Personne dans l’escalier; personne sous la porte cochère; il en franchit rapidement le seuil et tourna à gauche.
Il savait fort bien, il savait parfaitement que les hommes étaient en ce moment dans le logis de la vieille, qu’ils étaient fort surpris de trouver ouverte la porte tout à l’heure close, qu’ils examinaient les cadavres et qu’il ne leur faudrait pas plus d’une minute pour deviner que le meurtrier était à l’instant encore dans l’appartement et qu’il venait à peine de fuir; peut-être devineraient-ils aussi qu’il s’était caché dans l’appartement vide pendant qu’ils montaient.
Pourtant, il n’osait pas hâter le pas, bien qu’il lui restât cent pas à faire jusqu’au premier coin de rue.
«Si je me glissais sous une porte cochère, pensa-t-il, et si j’attendais un moment dans l’escalier d’une autre maison? Non, c’est mauvais. Jeter ma hache? prendre une voiture? Ah, malheur! malheur!»
Ses pensées s’embrouillaient; enfin une ruelle s’offrit à lui, il s’y engagea plus mort que vif; il était à moitié sauvé, – il le comprenait, – il risquait déjà moins d’être soupçonné et, d’autre part, la ruelle était pleine de passants, il s’y perdait comme un grain de sable.
Mais toutes ces angoisses l’avaient tellement affaibli qu’il avait peine à marcher. De grosses gouttes de sueur coulaient sur son visage; son cou était tout trempé.
– Encore un qui a son compte! lui cria quelqu’un comme il débouchait devant le canal.
Il n’avait plus sa tête à lui; plus il allait, plus son esprit se troublait. Toutefois, en arrivant sur le quai, il s’effraya de le voir presque vide; de crainte d’être remarqué, il regagna la ruelle. Quoique prêt à tomber d’épuisement, il fit un détour pour rentrer chez lui.

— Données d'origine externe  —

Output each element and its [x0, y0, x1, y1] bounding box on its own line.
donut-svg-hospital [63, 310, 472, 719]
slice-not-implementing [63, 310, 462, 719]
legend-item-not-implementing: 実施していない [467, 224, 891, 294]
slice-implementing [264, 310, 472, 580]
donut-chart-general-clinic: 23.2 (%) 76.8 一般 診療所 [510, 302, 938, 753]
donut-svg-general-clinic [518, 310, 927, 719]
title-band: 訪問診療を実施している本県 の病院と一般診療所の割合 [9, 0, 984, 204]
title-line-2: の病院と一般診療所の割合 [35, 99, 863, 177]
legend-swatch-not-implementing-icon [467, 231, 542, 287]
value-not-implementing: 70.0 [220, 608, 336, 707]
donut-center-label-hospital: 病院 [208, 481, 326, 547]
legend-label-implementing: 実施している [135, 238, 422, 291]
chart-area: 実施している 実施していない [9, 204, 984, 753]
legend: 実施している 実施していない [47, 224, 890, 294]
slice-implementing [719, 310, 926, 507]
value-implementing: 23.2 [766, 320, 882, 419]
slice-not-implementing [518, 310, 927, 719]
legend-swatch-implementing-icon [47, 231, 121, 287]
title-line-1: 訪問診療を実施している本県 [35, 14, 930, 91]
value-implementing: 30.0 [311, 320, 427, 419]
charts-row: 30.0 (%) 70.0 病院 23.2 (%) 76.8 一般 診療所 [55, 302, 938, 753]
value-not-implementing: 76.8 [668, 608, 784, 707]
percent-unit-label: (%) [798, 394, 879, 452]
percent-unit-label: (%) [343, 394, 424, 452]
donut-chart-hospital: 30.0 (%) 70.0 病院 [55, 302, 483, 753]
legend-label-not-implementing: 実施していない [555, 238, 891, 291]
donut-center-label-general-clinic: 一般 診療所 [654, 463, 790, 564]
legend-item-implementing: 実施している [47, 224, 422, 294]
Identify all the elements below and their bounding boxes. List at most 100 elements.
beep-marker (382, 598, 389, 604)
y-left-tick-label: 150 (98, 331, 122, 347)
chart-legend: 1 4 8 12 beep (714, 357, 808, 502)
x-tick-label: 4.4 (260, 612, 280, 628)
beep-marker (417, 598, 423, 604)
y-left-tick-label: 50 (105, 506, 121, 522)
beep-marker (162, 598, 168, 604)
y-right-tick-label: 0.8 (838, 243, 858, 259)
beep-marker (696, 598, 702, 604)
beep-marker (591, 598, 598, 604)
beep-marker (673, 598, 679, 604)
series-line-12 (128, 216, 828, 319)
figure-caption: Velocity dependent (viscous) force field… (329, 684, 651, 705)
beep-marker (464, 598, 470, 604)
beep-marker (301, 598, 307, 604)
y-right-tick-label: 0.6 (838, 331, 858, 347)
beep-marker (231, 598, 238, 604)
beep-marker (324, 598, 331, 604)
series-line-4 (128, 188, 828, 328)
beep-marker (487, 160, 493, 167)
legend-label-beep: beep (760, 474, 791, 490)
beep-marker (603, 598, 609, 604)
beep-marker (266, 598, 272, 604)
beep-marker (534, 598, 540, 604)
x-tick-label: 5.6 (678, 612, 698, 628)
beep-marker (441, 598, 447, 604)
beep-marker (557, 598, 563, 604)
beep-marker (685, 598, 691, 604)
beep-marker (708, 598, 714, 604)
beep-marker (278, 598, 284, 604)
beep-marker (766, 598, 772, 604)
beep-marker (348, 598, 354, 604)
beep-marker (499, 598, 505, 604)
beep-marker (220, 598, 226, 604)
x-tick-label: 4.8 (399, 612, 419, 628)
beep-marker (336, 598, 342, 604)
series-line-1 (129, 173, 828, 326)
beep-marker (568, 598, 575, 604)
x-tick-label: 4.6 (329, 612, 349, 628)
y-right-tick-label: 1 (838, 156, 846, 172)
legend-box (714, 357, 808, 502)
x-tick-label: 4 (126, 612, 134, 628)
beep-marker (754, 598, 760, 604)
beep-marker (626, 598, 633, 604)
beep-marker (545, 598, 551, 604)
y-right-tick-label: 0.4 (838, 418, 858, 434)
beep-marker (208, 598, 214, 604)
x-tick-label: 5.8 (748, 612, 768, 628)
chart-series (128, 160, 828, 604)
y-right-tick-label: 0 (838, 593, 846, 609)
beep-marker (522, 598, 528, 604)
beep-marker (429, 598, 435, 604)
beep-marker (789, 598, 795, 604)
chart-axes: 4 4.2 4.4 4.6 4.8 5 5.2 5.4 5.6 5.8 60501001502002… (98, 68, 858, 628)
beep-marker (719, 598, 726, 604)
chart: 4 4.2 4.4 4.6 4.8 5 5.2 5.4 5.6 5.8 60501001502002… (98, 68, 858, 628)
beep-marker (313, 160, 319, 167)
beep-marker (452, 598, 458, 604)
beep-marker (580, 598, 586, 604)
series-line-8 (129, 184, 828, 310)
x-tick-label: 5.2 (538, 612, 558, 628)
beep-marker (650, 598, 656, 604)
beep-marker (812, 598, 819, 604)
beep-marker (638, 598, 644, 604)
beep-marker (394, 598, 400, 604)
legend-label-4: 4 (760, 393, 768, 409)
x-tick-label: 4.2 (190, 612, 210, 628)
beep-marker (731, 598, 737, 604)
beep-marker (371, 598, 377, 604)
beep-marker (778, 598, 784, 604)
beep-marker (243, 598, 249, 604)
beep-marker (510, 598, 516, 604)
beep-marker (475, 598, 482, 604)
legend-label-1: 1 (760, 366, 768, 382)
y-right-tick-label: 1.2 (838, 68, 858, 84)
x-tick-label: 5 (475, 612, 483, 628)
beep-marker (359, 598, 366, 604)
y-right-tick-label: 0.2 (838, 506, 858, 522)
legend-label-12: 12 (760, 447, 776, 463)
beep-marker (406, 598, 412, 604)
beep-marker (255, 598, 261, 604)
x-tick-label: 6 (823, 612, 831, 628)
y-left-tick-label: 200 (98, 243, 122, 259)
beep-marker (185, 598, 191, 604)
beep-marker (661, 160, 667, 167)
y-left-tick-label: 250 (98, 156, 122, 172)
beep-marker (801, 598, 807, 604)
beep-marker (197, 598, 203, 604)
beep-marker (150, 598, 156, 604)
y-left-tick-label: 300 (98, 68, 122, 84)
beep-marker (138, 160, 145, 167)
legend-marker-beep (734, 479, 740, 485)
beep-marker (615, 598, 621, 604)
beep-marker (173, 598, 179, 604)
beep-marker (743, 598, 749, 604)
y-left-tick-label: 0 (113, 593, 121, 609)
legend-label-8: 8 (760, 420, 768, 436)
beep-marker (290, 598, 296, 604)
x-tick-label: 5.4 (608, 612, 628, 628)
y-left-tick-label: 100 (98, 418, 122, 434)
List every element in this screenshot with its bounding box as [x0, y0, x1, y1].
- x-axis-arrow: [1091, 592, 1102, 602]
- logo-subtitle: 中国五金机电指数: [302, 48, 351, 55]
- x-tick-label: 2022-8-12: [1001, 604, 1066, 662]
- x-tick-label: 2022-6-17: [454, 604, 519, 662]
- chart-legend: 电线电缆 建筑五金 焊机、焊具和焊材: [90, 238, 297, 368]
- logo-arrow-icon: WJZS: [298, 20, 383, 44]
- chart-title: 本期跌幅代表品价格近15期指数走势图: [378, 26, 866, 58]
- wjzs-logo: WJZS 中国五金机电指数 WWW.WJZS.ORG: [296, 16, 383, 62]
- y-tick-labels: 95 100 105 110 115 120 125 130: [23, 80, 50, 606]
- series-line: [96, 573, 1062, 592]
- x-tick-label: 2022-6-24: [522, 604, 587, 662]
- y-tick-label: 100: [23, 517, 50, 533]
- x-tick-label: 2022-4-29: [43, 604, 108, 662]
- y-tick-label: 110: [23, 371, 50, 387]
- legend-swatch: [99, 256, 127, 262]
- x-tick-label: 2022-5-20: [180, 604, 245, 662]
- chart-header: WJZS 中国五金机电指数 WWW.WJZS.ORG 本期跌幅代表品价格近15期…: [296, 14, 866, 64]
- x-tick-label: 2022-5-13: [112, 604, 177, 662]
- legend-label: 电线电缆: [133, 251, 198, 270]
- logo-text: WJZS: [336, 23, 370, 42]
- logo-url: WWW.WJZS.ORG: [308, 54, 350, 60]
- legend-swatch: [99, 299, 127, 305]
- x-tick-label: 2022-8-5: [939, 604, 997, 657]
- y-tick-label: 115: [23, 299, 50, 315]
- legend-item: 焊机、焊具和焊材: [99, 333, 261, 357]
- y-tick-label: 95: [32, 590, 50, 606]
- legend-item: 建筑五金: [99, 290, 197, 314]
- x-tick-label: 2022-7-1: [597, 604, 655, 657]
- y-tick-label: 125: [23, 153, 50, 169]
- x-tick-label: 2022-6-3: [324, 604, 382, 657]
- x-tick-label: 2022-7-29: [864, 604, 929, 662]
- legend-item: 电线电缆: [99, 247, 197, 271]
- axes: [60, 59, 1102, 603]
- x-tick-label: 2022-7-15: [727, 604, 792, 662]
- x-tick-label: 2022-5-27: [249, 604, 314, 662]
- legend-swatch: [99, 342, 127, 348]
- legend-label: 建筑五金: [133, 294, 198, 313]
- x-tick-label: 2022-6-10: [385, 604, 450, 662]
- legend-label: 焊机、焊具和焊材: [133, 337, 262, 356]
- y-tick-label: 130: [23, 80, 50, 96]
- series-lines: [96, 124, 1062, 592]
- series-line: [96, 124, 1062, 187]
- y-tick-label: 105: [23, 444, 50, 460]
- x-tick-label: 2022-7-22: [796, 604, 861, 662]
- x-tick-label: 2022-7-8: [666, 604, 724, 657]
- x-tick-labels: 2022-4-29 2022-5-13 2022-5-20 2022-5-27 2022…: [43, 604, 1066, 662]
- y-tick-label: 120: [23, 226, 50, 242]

Quand il franchit la porte de sa maison, il n’avait pas encore retrouvé ses esprits. Il était dans l’escalier lorsqu’il se souvint de la hache.
Il lui restait à mener à bien une opération des plus importantes: la remettre à sa place sans attirer l’attention. Naturellement il n’était plus en état de comprendre qu’il valait mieux ne pas rapporter la hache à l’endroit où il l’avait prise, mais s’en débarrasser en la jetant, par exemple, dans la cour d’une autre maison.
Pourtant, tout se passa le mieux du monde. La porte de la loge était fermée, mais pas à clef: le concierge, probablement était chez lui. Mais Raskolnikov avait si bien perdu toute faculté de raisonner, qu’il s’approcha de la loge et ouvrit la porte.
Si l’autre avait surgi à cet instant pour lui demander: «Que voulez-vous?» peut-être lui aurait-il tout bonnement tendu la hache. Mais cette fois encore la loge se trouvait vide et cette circonstance permit au jeune homme de replacer la hache sous le banc, à l’endroit où il l’avait trouvée; il la recouvrit même d’une bûche, comme elle était tantôt.
Ensuite il monta jusqu’à sa chambre, sans rencontrer personne; la porte de l’appartement de la logeuse était close.